Sam Pitroda, a yesteryear technocrat, recently rattled the beehive after he suggested India should consider inheritance tax as a means of income redistribution. Even in the US, the super-rich avoid giving back by setting up tax-free trust funds for inheritance. In India, where tax evasion is both endemic and high, tax harvesting for distribution of wealth can only come from a highly incentivised low-tax regime with high volumes of taxpayers, for whom gains from paying up outweigh pains of evasion.
In a 2001 IMF paper, 'Tax Policy for Developing Countries', Vito Tanzi and Howell Zee wrote, '...the most prevalent forms of incentives found in developing countries tend to be the least meritorious… personal income taxes have been contributing very little to total tax revenue in many developing countries'.

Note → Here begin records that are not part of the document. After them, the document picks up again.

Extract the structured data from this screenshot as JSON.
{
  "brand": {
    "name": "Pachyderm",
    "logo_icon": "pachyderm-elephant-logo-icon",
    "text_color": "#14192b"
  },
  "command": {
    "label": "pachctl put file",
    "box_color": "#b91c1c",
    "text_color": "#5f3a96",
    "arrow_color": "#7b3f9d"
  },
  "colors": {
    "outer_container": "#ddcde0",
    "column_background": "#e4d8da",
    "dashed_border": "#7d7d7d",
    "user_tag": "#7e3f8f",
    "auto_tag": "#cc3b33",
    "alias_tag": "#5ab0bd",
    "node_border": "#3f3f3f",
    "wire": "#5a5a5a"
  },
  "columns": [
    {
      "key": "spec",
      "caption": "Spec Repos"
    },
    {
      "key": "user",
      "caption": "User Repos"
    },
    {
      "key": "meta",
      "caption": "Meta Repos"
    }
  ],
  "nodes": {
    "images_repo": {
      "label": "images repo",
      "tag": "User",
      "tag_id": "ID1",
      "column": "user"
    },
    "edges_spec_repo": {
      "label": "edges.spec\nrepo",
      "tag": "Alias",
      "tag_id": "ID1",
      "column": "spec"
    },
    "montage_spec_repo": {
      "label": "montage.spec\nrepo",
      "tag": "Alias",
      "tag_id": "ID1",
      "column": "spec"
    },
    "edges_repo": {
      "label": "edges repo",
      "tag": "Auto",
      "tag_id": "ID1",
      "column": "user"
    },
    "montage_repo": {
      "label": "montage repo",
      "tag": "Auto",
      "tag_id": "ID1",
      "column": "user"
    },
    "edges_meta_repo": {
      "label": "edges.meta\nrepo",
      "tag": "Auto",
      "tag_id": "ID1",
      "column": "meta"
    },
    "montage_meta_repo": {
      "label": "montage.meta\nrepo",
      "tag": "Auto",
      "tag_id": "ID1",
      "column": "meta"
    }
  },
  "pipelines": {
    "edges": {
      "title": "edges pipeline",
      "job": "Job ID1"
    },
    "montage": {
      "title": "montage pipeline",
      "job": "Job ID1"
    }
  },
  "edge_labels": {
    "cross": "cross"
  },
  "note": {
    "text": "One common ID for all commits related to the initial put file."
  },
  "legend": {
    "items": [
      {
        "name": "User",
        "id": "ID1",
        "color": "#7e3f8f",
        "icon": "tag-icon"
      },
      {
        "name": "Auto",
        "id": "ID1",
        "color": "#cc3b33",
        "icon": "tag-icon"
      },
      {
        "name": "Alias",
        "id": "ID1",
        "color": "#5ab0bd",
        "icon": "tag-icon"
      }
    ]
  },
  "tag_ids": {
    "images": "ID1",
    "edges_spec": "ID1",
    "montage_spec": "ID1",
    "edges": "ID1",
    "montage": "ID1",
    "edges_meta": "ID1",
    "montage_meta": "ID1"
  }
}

More than two decades later, this is still true. Worse, personal income-taxpayers in India live in an abnormal environment of taxation where they get next to nothing for compliance and good citizenry. Sure, it can be argued that they get roads, utilities and other infra. But these are delivered to all citizens, including those who systematically evade taxes, giving honest taxpayers only the advantage of a good conscience.
Taxpayers plough a lot of extra money, providing for themselves what the state should. Other countries with high income-taxes and hefty inheritance tax can justify their tax regimes in a way that India can't. They deliver more to taxpayers.